Failure to Implement Effective Infection Control for Glucometer Use and PPE Compliance
Penalty
Summary
The facility failed to establish and maintain an effective infection prevention and control program, as evidenced by multiple observations of improper cleaning and disinfection of shared glucometers used for blood glucose monitoring. Staff, including RNs and LPNs, did not follow the manufacturer's instructions for cleaning and disinfecting the glucometers, such as using the correct EPA-approved wipes, performing the required cleaning and disinfection steps, and ensuring the proper dwell time for disinfectant. In several instances, staff used unapproved wipes, did not allow the disinfectant to remain wet for the required time, and failed to use two wipes as instructed. Additionally, glucometers were stored improperly, often in direct contact with each other and without barriers, increasing the risk of cross-contamination. One resident with a bloodborne illness (HIV) was among those receiving fingerstick glucose checks with shared devices. Further deficiencies were observed in the use of Enhanced Barrier Precautions (EBP) and personal protective equipment (PPE) during high-contact care activities. Staff members, including CNAs and nurses, were seen providing direct care to residents on EBP without donning appropriate PPE such as gowns and gloves, despite clear signage and facility policy requirements. In several cases, staff failed to perform hand hygiene before and after glove use, and in some instances, left resident rooms and handled equipment or supplies with contaminated gloves. These lapses occurred with residents who had wounds, indwelling catheters, or multidrug-resistant organism (MDRO) infections, all of whom required strict adherence to infection control protocols.
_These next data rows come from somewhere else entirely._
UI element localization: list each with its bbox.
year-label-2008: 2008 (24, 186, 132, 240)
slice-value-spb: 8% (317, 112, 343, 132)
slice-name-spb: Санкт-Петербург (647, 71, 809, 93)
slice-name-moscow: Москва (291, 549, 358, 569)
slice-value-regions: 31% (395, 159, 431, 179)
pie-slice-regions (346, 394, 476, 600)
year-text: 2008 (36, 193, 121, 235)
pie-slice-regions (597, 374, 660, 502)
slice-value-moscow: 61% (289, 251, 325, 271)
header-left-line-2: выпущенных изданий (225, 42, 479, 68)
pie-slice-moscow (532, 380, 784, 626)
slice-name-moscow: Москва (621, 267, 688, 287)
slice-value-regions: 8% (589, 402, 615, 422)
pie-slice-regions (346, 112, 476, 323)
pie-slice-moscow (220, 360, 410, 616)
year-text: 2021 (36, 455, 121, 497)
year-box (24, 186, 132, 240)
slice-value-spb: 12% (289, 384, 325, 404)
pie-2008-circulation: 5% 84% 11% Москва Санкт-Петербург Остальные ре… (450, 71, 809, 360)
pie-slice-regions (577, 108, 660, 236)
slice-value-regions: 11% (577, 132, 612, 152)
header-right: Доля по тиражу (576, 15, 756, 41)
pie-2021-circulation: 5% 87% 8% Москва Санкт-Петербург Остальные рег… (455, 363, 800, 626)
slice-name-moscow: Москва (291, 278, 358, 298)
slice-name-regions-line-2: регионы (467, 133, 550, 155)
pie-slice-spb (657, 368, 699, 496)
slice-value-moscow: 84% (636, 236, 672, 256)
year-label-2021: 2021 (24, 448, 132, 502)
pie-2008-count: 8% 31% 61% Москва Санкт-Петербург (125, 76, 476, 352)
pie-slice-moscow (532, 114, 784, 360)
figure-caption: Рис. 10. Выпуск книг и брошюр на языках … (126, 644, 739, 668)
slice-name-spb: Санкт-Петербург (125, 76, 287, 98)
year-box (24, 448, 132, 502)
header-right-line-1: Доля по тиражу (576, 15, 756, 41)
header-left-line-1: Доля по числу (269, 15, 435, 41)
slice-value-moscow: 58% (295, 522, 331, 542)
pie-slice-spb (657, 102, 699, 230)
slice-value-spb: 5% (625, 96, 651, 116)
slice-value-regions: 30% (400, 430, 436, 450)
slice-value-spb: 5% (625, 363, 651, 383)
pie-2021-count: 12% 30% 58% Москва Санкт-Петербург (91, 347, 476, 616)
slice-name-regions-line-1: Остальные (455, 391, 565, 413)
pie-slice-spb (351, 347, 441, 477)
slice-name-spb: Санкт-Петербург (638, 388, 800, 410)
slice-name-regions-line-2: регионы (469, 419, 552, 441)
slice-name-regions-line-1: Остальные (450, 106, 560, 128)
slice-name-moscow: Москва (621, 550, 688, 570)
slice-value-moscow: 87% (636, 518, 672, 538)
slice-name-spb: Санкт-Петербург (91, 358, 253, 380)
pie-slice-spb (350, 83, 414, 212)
Additionally, the facility did not ensure proper cleaning of non-critical resident care equipment, such as Hoyer lifts. Observations revealed visible contamination on the base of a mechanical lift, and staff interviews confirmed that cleaning after each use was expected but not consistently performed. These failures in infection control practices were identified through direct observation, staff interviews, and review of facility policies and CDC guidelines, and had the potential to affect all residents receiving fingerstick blood glucose checks and those requiring high-contact care.